Dona de um estilo afiado e de uma personalidade forte, muitos dizem que ela é a candidata capaz de injetar energia e vitalidade à candidatura de Biden. Em 3 de novembro, a dupla Biden-Harris enfrentará Donald Trump e seu vice Mike Pence.

Os democratas esperam que ela atraia votos de eleitores negros e mulheres, essenciais para impedir a reeleição do presidente republicano.

No primeiro vídeo de campanha, publicado nas redes sociais hoje, Kamala fala que sua mãe criou duas filhas negras sabendo que seriam julgadas pela aparência, cita o movimento Black Lives Matter e a repressão de Trump aos protestos.

Progressista até a página 2?

No entanto, a trajetória da senadora eleita pela Califórnia é marcada pelo questionamento sobre suas posições em relação ao encarceramento em massa da população negra.

Kamala Harris foi procuradora do estado da Califórnia entre 2004 e 2011. A posição que serviu de trampolim para sua entrada no Senado, em 2017, é a mesma que a tornou alvo de críticas. Para a ala mais à esquerda do partido democrata, Harris tomou decisões jurídicas conservadoras como promotora mantendo a prisão de condenados por crimes sem violência, por exemplo, coadunando com uma política prisional que atinge duramente a população negra.

"Em sua carreira, a senhora Harris não barganhou nem negociou para obter o apoio dos tipos mais conservadores, ela entregou tudo [aos opositores]", escreveu Lara Bazelon, professora de direito e ex-diretora do Loyola Law School Project for the Innocent em Los Angeles em uma coluna publicada no New York Times em 2019, quando Harris disputava as primárias democratas à candidatura presidencial.

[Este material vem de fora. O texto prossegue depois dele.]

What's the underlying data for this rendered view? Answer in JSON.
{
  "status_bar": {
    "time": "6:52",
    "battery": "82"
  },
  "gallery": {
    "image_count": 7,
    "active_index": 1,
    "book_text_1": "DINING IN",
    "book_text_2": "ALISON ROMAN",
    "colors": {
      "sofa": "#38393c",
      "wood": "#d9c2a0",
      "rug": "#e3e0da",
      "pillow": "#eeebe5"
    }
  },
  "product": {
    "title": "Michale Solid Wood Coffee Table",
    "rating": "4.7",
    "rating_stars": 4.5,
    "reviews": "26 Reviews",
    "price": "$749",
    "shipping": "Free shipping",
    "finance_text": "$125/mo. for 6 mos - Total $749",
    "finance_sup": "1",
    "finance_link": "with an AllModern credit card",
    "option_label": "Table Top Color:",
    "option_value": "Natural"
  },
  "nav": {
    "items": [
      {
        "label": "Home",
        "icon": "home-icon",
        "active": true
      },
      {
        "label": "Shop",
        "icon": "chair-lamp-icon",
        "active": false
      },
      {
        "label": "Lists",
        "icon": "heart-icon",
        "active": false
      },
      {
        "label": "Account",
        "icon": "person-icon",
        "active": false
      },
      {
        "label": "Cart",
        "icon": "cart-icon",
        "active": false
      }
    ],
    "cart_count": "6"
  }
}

Para a pesquisadora Célia Belin, convidada do Brooking Institution, o histórico de Harris é dúbio. "Ela tem um histórico misto, especialmente na reforma da justiça criminal com progresso na luta contra a violência policial, mas também hesitação contra a pena de morte, e em processar policiais acusados de violência policial ou crimes racistas. A base progressista tem sido muito crítica a Kamala Harris."

Uma mudança de rumo

Belin considera, no entanto, que a atuação da senadora ao longo das manifestações do Black Lives Matter mostram uma mudança em relação a seu início de carreira.

"Ela tem estado na vanguarda dessa mobilização antirracista nos últimos meses. Kamala Harris pode estar esquecendo suas dúvidas anteriores, que também aconteceram por ela ser a primeira procuradora-geral negra na história dos Estados Unidos, o que pode explicar parte de sua hesitação na época", analisa.

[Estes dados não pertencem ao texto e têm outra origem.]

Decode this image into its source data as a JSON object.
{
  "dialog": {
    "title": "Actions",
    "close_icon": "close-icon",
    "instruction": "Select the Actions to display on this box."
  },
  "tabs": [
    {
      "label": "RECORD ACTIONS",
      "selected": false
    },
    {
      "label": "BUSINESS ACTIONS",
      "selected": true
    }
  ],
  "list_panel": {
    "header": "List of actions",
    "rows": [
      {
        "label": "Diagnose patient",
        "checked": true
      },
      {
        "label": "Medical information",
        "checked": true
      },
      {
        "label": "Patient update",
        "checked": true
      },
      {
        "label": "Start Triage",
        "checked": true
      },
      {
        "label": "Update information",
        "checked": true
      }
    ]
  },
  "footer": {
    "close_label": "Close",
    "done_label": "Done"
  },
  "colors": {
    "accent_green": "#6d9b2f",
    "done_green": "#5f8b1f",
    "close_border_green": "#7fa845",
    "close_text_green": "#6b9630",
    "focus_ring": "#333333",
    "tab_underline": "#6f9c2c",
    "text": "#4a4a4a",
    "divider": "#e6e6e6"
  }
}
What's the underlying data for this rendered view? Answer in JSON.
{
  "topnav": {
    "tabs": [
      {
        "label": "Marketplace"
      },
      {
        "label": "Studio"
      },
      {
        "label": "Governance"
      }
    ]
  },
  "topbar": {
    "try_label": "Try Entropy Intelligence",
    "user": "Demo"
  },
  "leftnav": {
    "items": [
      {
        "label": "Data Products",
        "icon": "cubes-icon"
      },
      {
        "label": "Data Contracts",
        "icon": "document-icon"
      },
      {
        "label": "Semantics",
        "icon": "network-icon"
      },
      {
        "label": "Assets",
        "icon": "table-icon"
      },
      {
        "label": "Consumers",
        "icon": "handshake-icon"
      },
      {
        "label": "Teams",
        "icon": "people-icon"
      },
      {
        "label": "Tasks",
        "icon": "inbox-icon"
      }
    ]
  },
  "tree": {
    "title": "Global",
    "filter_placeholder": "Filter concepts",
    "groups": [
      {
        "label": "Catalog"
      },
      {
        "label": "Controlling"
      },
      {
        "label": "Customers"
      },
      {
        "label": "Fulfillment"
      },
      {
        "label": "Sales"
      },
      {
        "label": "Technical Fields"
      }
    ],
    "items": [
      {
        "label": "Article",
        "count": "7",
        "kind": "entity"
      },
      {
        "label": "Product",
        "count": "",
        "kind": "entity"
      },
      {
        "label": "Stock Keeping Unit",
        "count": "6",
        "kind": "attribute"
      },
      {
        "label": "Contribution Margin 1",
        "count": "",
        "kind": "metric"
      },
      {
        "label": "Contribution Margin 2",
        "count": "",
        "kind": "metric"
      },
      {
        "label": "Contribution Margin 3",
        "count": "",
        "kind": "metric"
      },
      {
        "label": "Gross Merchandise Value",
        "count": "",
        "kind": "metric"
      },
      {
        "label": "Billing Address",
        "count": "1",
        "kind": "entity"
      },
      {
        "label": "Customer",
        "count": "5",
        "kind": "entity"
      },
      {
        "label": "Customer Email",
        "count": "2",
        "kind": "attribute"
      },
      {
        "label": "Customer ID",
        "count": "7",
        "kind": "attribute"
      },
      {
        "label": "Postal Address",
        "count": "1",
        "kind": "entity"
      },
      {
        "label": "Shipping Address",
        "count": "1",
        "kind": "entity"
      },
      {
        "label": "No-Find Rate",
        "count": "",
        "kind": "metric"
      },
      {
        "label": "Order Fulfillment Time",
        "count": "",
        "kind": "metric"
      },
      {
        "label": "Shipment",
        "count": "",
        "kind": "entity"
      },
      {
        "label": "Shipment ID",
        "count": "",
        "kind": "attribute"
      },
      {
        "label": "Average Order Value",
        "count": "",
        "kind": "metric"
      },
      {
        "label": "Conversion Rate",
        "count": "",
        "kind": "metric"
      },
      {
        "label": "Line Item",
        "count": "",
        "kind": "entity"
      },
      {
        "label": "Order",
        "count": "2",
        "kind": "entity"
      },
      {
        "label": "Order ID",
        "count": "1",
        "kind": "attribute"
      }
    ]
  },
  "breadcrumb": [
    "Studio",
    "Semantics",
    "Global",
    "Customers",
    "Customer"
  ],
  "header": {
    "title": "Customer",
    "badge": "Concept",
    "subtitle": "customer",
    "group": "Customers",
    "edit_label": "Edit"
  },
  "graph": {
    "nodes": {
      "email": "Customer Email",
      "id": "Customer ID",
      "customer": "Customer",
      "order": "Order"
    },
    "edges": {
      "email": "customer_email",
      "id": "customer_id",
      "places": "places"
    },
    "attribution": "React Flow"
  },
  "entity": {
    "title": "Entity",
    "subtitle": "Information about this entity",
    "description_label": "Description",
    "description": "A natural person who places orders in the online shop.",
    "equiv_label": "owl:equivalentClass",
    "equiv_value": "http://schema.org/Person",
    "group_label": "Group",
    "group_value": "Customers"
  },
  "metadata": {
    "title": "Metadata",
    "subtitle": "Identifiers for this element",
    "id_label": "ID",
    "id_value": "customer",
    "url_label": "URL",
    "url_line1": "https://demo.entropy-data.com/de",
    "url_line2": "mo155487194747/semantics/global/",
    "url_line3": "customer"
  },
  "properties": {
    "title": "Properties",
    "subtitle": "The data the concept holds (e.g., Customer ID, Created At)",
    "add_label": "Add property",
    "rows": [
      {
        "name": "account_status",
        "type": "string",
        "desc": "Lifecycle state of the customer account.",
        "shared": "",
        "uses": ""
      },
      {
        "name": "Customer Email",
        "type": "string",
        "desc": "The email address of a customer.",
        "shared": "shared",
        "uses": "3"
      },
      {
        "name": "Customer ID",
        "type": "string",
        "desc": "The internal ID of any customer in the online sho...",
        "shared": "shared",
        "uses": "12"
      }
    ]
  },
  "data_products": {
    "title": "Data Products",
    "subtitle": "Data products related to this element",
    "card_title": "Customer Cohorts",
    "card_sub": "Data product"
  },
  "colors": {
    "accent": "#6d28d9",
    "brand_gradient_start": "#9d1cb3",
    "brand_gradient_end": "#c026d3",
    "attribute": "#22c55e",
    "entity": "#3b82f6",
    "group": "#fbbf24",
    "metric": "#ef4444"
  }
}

Nos dias após a morte de George Floyd em Minneapolis, em maio, Harris participou de manifestações nas ruas de Washington.

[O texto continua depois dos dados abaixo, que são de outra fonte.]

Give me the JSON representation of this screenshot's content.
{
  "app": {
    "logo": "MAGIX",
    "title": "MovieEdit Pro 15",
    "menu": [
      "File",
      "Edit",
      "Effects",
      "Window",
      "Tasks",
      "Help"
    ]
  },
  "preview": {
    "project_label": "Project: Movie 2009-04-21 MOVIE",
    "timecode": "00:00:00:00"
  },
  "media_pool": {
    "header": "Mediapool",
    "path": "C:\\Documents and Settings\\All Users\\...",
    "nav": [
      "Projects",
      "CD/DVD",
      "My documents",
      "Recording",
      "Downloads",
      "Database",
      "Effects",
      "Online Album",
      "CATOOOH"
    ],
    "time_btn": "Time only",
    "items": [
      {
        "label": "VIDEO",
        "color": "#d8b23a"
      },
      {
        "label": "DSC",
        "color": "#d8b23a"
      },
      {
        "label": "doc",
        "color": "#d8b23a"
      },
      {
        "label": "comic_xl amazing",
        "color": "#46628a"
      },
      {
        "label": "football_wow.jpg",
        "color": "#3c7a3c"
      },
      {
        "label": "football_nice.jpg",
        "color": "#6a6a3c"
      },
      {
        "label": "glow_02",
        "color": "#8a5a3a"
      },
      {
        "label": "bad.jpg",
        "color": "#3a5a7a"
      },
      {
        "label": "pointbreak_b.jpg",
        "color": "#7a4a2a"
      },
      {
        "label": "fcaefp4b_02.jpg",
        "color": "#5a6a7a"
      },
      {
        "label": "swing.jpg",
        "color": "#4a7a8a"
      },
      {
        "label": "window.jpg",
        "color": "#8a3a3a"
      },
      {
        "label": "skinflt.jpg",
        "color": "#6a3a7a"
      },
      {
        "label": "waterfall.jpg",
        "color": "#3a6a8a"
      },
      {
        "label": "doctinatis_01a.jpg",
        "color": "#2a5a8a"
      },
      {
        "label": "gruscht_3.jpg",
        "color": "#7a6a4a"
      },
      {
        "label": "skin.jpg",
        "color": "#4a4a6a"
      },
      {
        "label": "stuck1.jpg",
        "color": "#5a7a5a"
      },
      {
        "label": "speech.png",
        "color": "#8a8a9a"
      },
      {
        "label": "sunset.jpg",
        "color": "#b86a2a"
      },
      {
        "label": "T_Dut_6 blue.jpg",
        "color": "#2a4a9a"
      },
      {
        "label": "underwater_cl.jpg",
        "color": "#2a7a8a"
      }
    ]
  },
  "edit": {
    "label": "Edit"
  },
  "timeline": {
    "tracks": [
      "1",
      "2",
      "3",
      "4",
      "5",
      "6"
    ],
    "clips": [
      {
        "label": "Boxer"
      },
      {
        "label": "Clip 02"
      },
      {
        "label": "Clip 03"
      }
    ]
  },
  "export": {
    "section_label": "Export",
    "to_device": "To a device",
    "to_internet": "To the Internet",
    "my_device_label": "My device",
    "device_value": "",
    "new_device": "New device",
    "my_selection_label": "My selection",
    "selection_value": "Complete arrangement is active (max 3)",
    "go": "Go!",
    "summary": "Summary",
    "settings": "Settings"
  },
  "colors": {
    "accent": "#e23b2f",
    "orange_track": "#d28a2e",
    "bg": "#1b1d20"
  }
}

No Capitólio, ao lado do senador também negro Cory Booker, capitaneou o esforço democrata para combater os abusos da polícia e liderou a reação contra uma medida alternativa de reforma da polícia republicana, que ela detonou como "da boca para fora".

Seus esforços foram reconhecidos. No início de agosto, Ben Crump, advogado da família de Floyd, publicou um artigo de opinião apoiando o nome de Harris. Em entrevista à Reuters, Bazelon, autora do artigo no New York Times, confirmou que houve uma mudança.

"Ela percebeu que uma de suas vulnerabilidades era seu histórico como promotora", disse Joel Payne, estrategista de campanhas políticas que trabalhou para Hillary Clinton. "Ela fez alguns reparos. Consertou algumas cercas para se preparar para o momento."

A pergunta que fica daqui até novembro é a mesma que ela diz ter ouvido incontáveis vezes da sua mãe. Em seu vídeo de campanha, Kamala conta que, quando pequena, cada vez que reclamava de algo em casa, a mãe respondia: "E o que você vai fazer em relação a isso?".